Calluna vulgaris 'Spring Torch'

Common Name: Scotch heather 
Type: Broadleaf evergreen
Family: Ericaceae
Zone: 4 to 6
Height: 1.00 to 1.50 feet
Spread: 1.00 to 1.50 feet
Bloom Time: June to August
Bloom Description: Purplish-pink
Sun: Full sun to part shade
Water: Medium
Maintenance: Low
Flower: Showy, Good Cut, Good Dried
Leaf: Colorful, Good Fall, Evergreen
Other: Winter Interest

Culture

Grow in moist, acidic, humusy, somewhat lean, sandy or gravelly, very well-drained soils of average fertility in full sun to part shade. Plants perform best in full sun (better flowering), but may appreciate some part afternoon light shade in hot summer climates. Scotch heather prefers a moist and cool climate. It generally dislikes the high heat/humidity of the Midwest and deep South and is not recommended for planting south of USDA Zone 6. It also dislikes the heavy clay soils commonly found in the St. Louis area. Plants need regular and consistent moisture and should not be allowed to dry out. Do not site plants in locations exposed to strong winds. Mulch with peat moss. Avoid cultivating around plants because they have shallow root systems. Prune in spring before new growth appears. Older shrubs often become leggy and unkempt, and appreciate an annual spring pruning.

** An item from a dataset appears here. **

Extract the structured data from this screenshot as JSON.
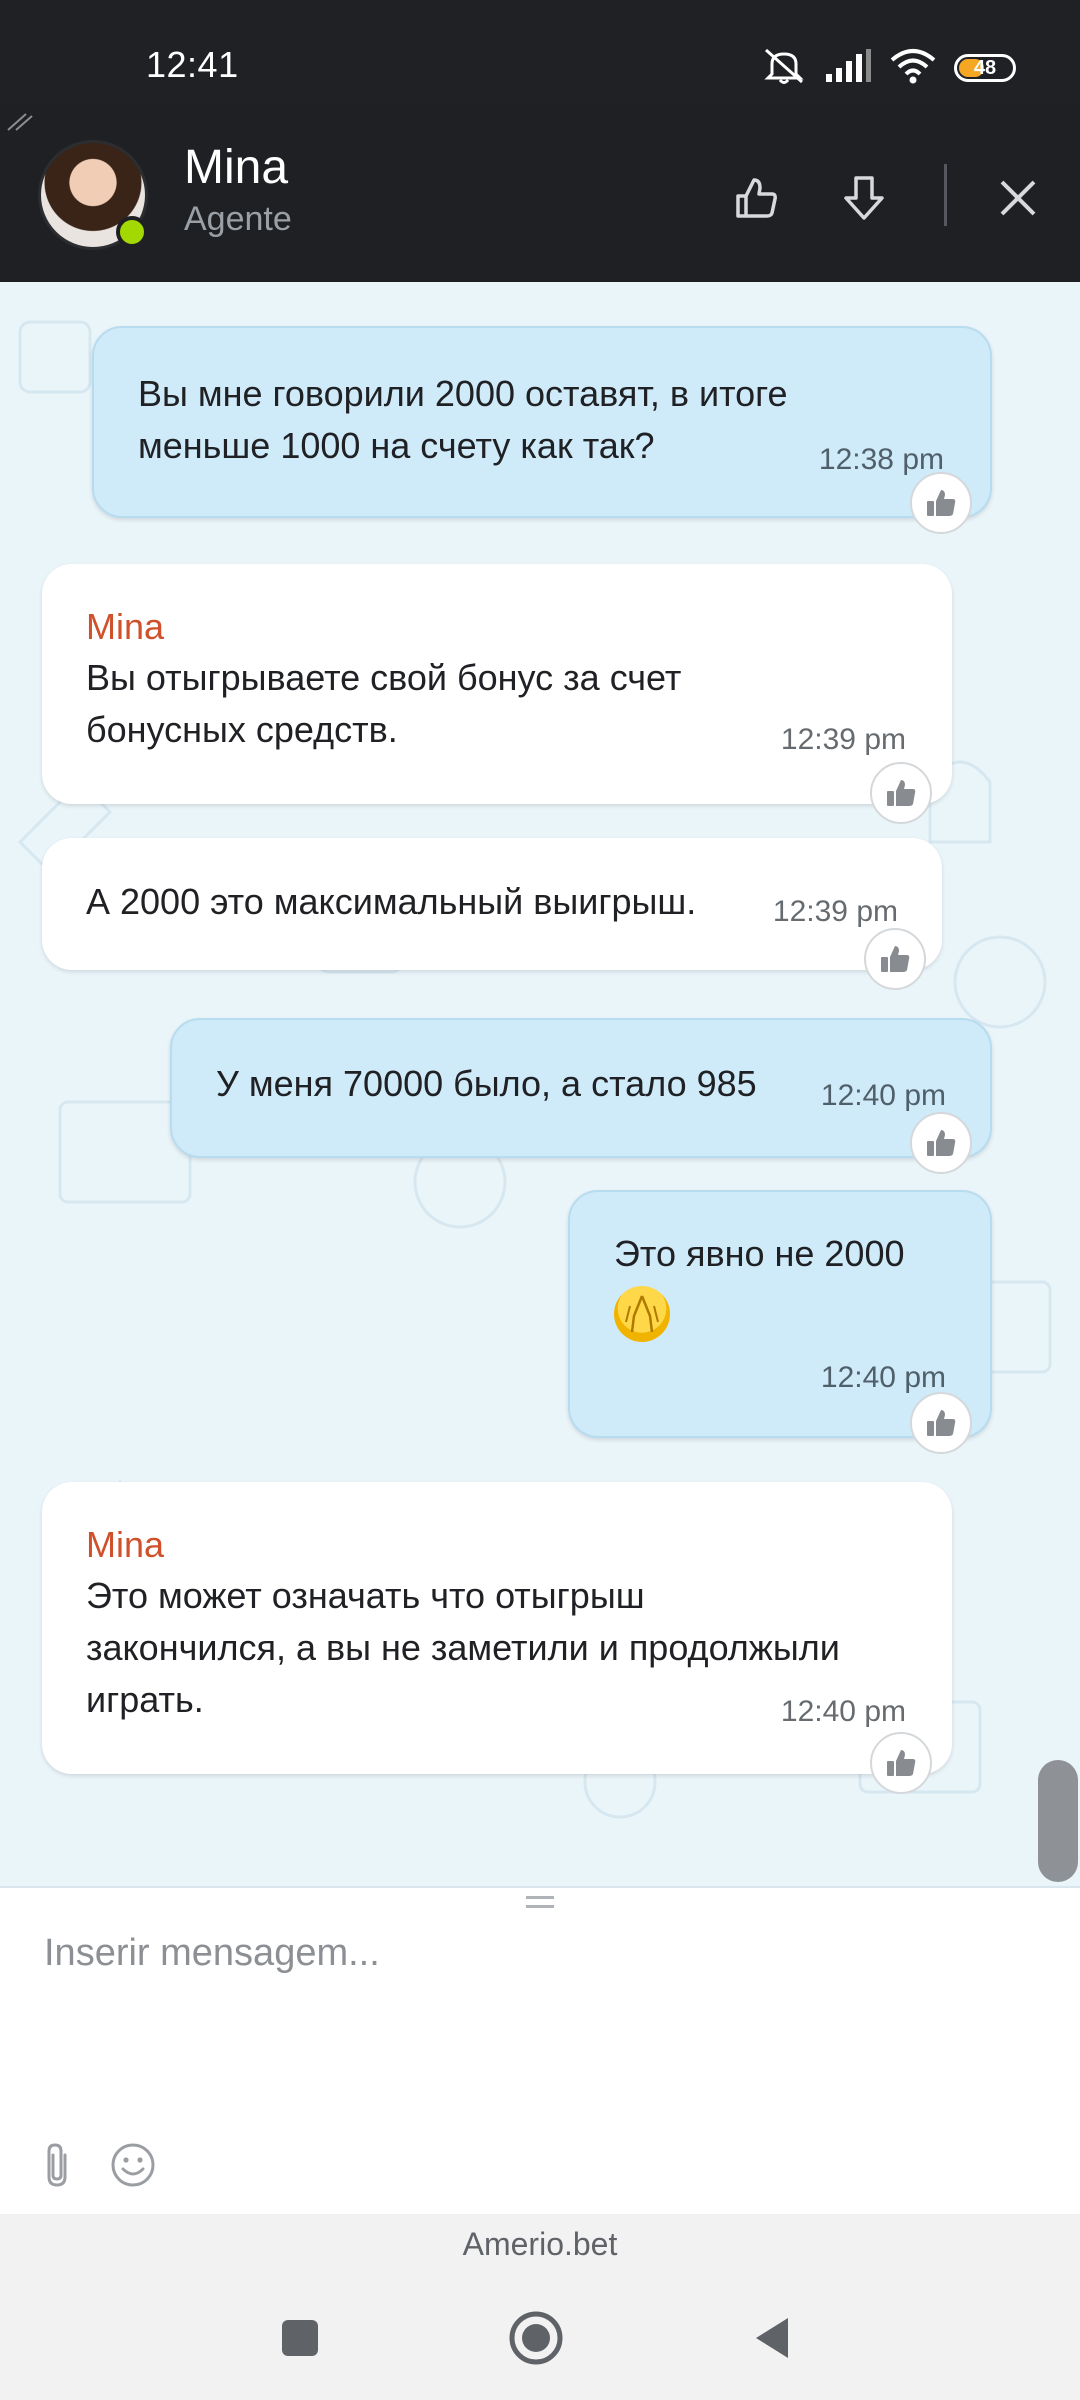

Noteworthy Characteristics

Genus name comes from the Greek word kalluno meaning to cleanse or adorn. Plants were used for making brooms.

Specific epithet means common.

‘Spring Torch’ is a cultivar that features vermillion foliage tips in winter-spring and pink flowers from mid to late summer to fall.

Problems

Watch for spider mites and oystershell scale. Stem and root rot may occur, particularly during warm and humid summer weather.

Garden Uses

Smaller varieties are useful as ground covers or in the rock garden. More erect shrubs are effective when planted in mass on hillsides. Also may be sited in borders and as background plants. Scotch heather generally combines well with dwarf conifers and deciduous shrubs.